Program Terbaru: Awas, jebakan di dalam layar siap menjerat anak-anak

Awas, jebakan di dalam layar siap menjerat anak-anak

Jakarta – Upaya atau empati yang terlihat di layar perangkat digital bisa menjadi penghalang untuk menyadari ancaman nyata terhadap anak-anak. Perangkat gawai kini memudahkan akses teknologi, yang meningkatkan risiko anak menjadi korban kekerasan seksual. Dinas Pemberdayaan, Perlindungan Anak, dan Pengendalian Penduduk (DPPAPP) DKI Jakarta melalui Unit Pelaksana Teknis Perlindungan Perempuan dan Anak (UPT PPA) mengakui adanya kejahatan yang disebut child grooming, yaitu bentuk manipulasi untuk memperoleh kontrol atas anak.

Child grooming bisa terjadi secara langsung maupun melalui media digital. Pelaku umumnya membangun hubungan emosional terlebih dahulu, lalu menumbuhkan kepercayaan dan perhatian, bahkan memberi hadiah atau janji manis. Setelah hubungan terjalin, mereka melakukan isolasi anak-anak, yang bisa berujung pada pemaksaan mengirimkan foto atau video intim. Tenaga Ahli Psikolog Klinis Pusat Perlindungan Perempuan dan Anak DKI Jakarta, Meinita Fitriana Sari, menjelaskan bahwa anak dan remaja sering kali merasa sulit meminta bantuan karena ketergantungan pada pelaku.

“Biasanya, pelaku membuat anak merasa tidak punya pilihan karena kontrol mereka sudah mendalam,” ujar Meinita.

Di Jakarta, remaja menjadi kelompok rentan terbesar. Mereka lebih aktif berinteraksi dengan teman sebaya daripada keluarga, sehingga lebih mudah terpapar risiko online grooming. Dalam era AI, ancaman terhadap anak-anak semakin mengkhawatirkan, karena pelaku bisa menyamar sebagai identitas yang lebih mudah diakui.

Strategi DKI Jakarta

DPPAPP DKI Jakarta memperhatikan masalah ini secara serius. Mereka mencatat bahwa dari 13.027 permohonan perlindungan yang masuk sepanjang 2025, 1.776 di antaranya terkait tindak pidana kekerasan seksual. Dari angka tersebut, 1.464 korban adalah anak-anak. Angka ini menggambarkan bahwa anak tetap rentan terhadap kejahatan seksual, terutama dalam era digital.

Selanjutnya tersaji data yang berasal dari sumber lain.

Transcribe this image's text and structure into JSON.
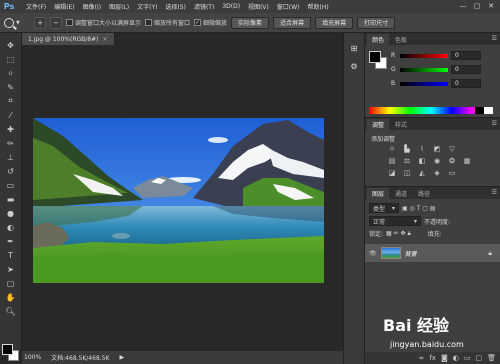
{
  "menubar": {
    "logo": "Ps",
    "items": [
      "文件(F)",
      "编辑(E)",
      "图像(I)",
      "图层(L)",
      "文字(Y)",
      "选择(S)",
      "滤镜(T)",
      "3D(D)",
      "视图(V)",
      "窗口(W)",
      "帮助(H)"
    ],
    "win_min": "—",
    "win_max": "▢",
    "win_close": "✕"
  },
  "options": {
    "resize_windows": "调整窗口大小以满屏显示",
    "zoom_all": "缩放所有窗口",
    "scrubby_zoom": "细微缩放",
    "scrubby_checked": "✓",
    "actual_pixels": "实际像素",
    "fit_screen": "适合屏幕",
    "fill_screen": "填充屏幕",
    "print_size": "打印尺寸",
    "zoom_in": "+",
    "zoom_out": "−"
  },
  "document": {
    "tab_title": "1.jpg @ 100%(RGB/8#)",
    "tab_close": "×"
  },
  "status": {
    "zoom": "100%",
    "doc_size": "文档:468.5K/468.5K"
  },
  "panels": {
    "color_tab": "颜色",
    "swatches_tab": "色板",
    "adjust_tab": "调整",
    "styles_tab": "样式",
    "add_adjustment": "添加调整",
    "layers_tab": "图层",
    "channels_tab": "通道",
    "paths_tab": "路径",
    "kind_label": "类型",
    "blend_mode": "正常",
    "opacity_label": "不透明度:",
    "lock_label": "锁定:",
    "fill_label": "填充:",
    "layer_name": "背景"
  },
  "sliders": [
    {
      "label": "R",
      "value": "0",
      "gradient": "linear-gradient(90deg,#000,#f00)"
    },
    {
      "label": "G",
      "value": "0",
      "gradient": "linear-gradient(90deg,#000,#0f0)"
    },
    {
      "label": "B",
      "value": "0",
      "gradient": "linear-gradient(90deg,#000,#00f)"
    }
  ],
  "watermark": {
    "text": "Bai 经验",
    "url": "jingyan.baidu.com"
  }
}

Dari data yang dihimpun, jumlah anak korban kekerasan seksual di Jakarta mencapai 1.422 dalam tiga tahun terakhir, Januari 2023 hingga 12 Maret 2026. Sementara secara nasional, laporan Komisi Perlindungan Anak Indonesia (KPAI) mencatat 2.063 anak menjadi korban pada tahun 2025. Angka-angka ini memperkuat bahwa anak-anak harus lebih berhati-hati dalam berinteraksi di dunia maya.